Короче, Кавелин писал так, словно на Петре русская история и закончилась. И жил он не в реальном полицейском государстве, а в некой воображаемой стране, где нет ни рабовладения, ни нового «родового вельможества» (к которому, кстати, сам он и принадлежал), а было лишь одно «начало личного достоинства». Писал так, будто сверхдержавная мощь России и была искомым отрицанием отрицания. «Теперь все образованные люди интересуются русской историей; не только у нас, даже в Европе многие ею занимаются. Объяснять причины этого... явления мы считаем излишним. Россия Петра Великого, Россия Екатерины II, Россия XIX века объясняют его достаточно... Ее судьба совсем особенная, исключительная... Это делает ее явлением совершенно новым, небывалым в истории»24.

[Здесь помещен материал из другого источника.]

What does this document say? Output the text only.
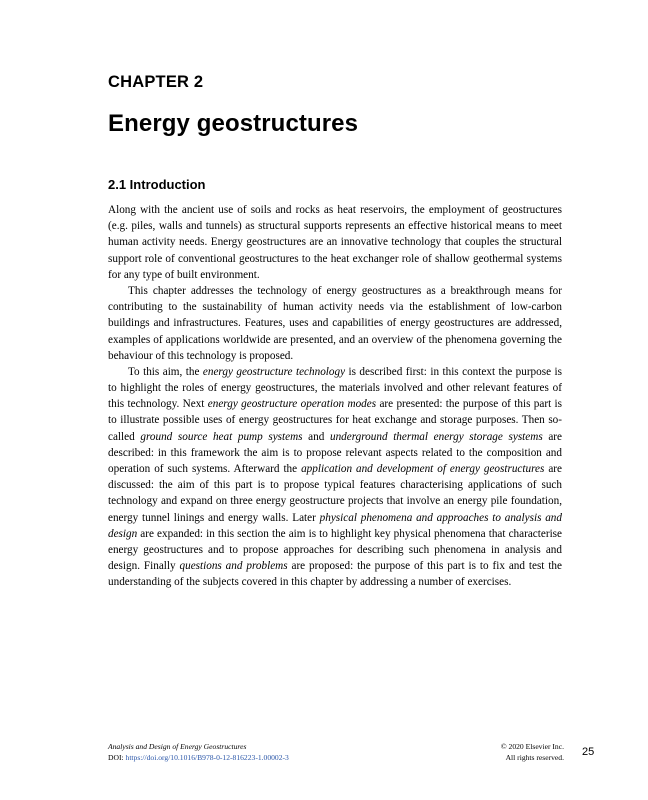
CHAPTER 2
Energy geostructures
2.1 Introduction

Along with the ancient use of soils and rocks as heat reservoirs, the employment of geostructures (e.g. piles, walls and tunnels) as structural supports represents an effective historical means to meet human activity needs. Energy geostructures are an innovative technology that couples the structural support role of conventional geostructures to the heat exchanger role of shallow geothermal systems for any type of built environment.

This chapter addresses the technology of energy geostructures as a breakthrough means for contributing to the sustainability of human activity needs via the establishment of low-carbon buildings and infrastructures. Features, uses and capabilities of energy geostructures are addressed, examples of applications worldwide are presented, and an overview of the phenomena governing the behaviour of this technology is proposed.

To this aim, the energy geostructure technology is described first: in this context the purpose is to highlight the roles of energy geostructures, the materials involved and other relevant features of this technology. Next energy geostructure operation modes are presented: the purpose of this part is to illustrate possible uses of energy geostructures for heat exchange and storage purposes. Then so-called ground source heat pump systems and underground thermal energy storage systems are described: in this framework the aim is to propose relevant aspects related to the composition and operation of such systems. Afterward the application and development of energy geostructures are discussed: the aim of this part is to propose typical features characterising applications of such technology and expand on three energy geostructure projects that involve an energy pile foundation, energy tunnel linings and energy walls. Later physical phenomena and approaches to analysis and design are expanded: in this section the aim is to highlight key physical phenomena that characterise energy geostructures and to propose approaches for describing such phenomena in analysis and design. Finally questions and problems are proposed: the purpose of this part is to fix and test the understanding of the subjects covered in this chapter by addressing a number of exercises.

Analysis and Design of Energy Geostructures
DOI: https://doi.org/10.1016/B978-0-12-816223-1.00002-3
© 2020 Elsevier Inc.
All rights reserved. 25
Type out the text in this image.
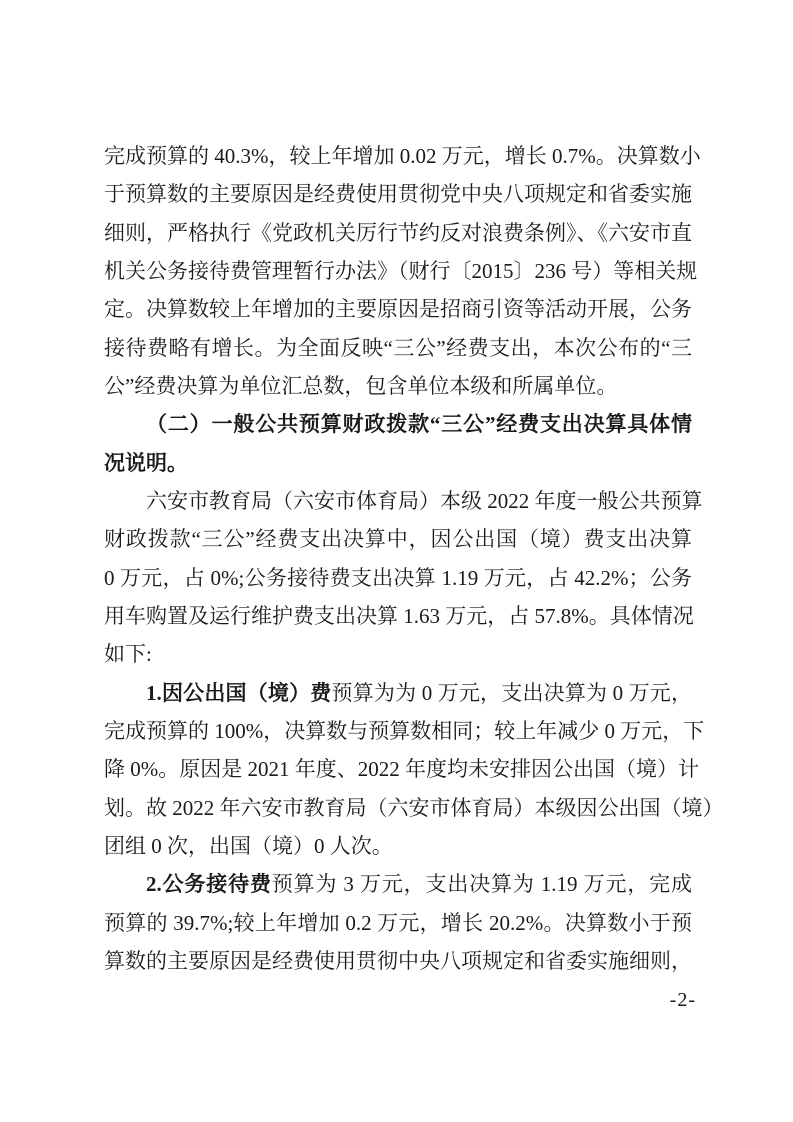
完成预算的 40.3%，较上年增加 0.02 万元，增长 0.7%。决算数小
于预算数的主要原因是经费使用贯彻党中央八项规定和省委实施
细则，严格执行《党政机关厉行节约反对浪费条例》、《六安市直
机关公务接待费管理暂行办法》（财行〔2015〕236 号）等相关规
定。决算数较上年增加的主要原因是招商引资等活动开展，公务
接待费略有增长。为全面反映“三公”经费支出，本次公布的“三
公”经费决算为单位汇总数，包含单位本级和所属单位。
（二）一般公共预算财政拨款“三公”经费支出决算具体情
况说明。
六安市教育局（六安市体育局）本级 2022 年度一般公共预算
财政拨款“三公”经费支出决算中，因公出国（境）费支出决算
0 万元，占 0%;公务接待费支出决算 1.19 万元，占 42.2%；公务
用车购置及运行维护费支出决算 1.63 万元，占 57.8%。具体情况
如下:
1.因公出国（境）费预算为为 0 万元，支出决算为 0 万元，
完成预算的 100%，决算数与预算数相同；较上年减少 0 万元，下
降 0%。原因是 2021 年度、2022 年度均未安排因公出国（境）计
划。故 2022 年六安市教育局（六安市体育局）本级因公出国（境）
团组 0 次，出国（境）0 人次。
2.公务接待费预算为 3 万元，支出决算为 1.19 万元，完成
预算的 39.7%;较上年增加 0.2 万元，增长 20.2%。决算数小于预
算数的主要原因是经费使用贯彻中央八项规定和省委实施细则，
-2-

Мы небывалые, мы исключительные, нас «целый мир страшится», попробуй нами не интересоваться — вот что говорит нам Кавелин. Ломоносов и Татищев, однако, пришли к тому же выводу столетием раньше — без всяких премудростей гегелевской диалектики. Просто не было им никакой нужды подрумянивать и припудривать хамскую рожу самодержавия, прятать ее под цивилизованным гримом «начала личного достоинства», дабы сделать приемлемой для либералов и прогрессистов середины
XIX века. По сути, все, что сделал Кавелин в Иваниане, можно суммировать в одном предложении: он попытался примирить Ломоносова со Щербатовым, представив сверхдержавную мощь России и «прелести кнута» необходимым условием «личного достоинства».
Но как же удалось ему убедить в своей правоте чуть не всю русскую историографию его времени? Частично объясняется это, как мы видели, изящным теоретическим пируэтом: Кавелин противопоставил славянофильской абсолютной уникальности России более комфортабельную для просвещенной публики относительную, так сказать, уникальность отечества. Я не говорю уже, что он был первым, кто внес в историографию критерий исторического прогресса, представил, говоря его словами, «русскую историю как развивающийся организм, живое целое, проникнутое одним духом, одними началами»25.
Но главное, я думаю, даже не в этом. Лишь современному и вообще постороннему взгляду очевидно, что Кавелин просто постулирует свою концепцию, даже не пытаясь ее доказывать. Для тогдашнего русского уха все было доказано — с огромной, с покоряющей убедительностью. Не историческими свидетельствами (которые полностью у Кавелина отсутствуют), даже не диалектикой. Доказано художественной логикой его концепции, могучим артистизмом ее изложения, буквально гипнотизировавшим тогдашнего читателя. Кавелин внес совершенно новое измерение в оценку эпохи царя Ивана, вдруг полностью переместив акценты в известной трагедии.
Если до него представлялась эта эпоха трагедией страны, то под его пером оказалась она трагедией царя. «Неистовый кровопийца», «злодей, зверь с подьяческим умом» обратился вдруг в одинокого героя античной трагедии, бесстрашно бросившего вызов неумолимой судьбе.
ВОТ КАК ОН ЭТО ДЕЛАЕТ
«Древняя до-иоанновская Русь представляется погруженною в родовой быт. Глубоких потребностей другого порядка вещей не было, и откуда им было взяться? Личность — единственная плодотворная почва всякого нравственного развития, еще не выступала; она была подавлена кровными отношениями»26. Чего только ни делал царь Иван, чтоб вывести страну из этой непробудной дремоты, обрекавшей ее на вечный, на «китайский» застой! Он «уничтожил областных правителей и все местное управление отдал в полное заведование самих общин»27. Не помогло.
Бояре, вытесненные из местного управления, сосредоточились в Москве, «Дума находилась в их руках, они одни были ее членами»28. Царь пытается вытеснить их и из центра. «Цель та же: сломить вельможество, дать власть и простор одному государству»29. Поскольку лишь оно, государство, представляет, как мы помним, «единственно живую сторону нашей истории», то ограничивать его «власть и простор» — преступление перед этой историей. Грозный это понимает, бояре — нет.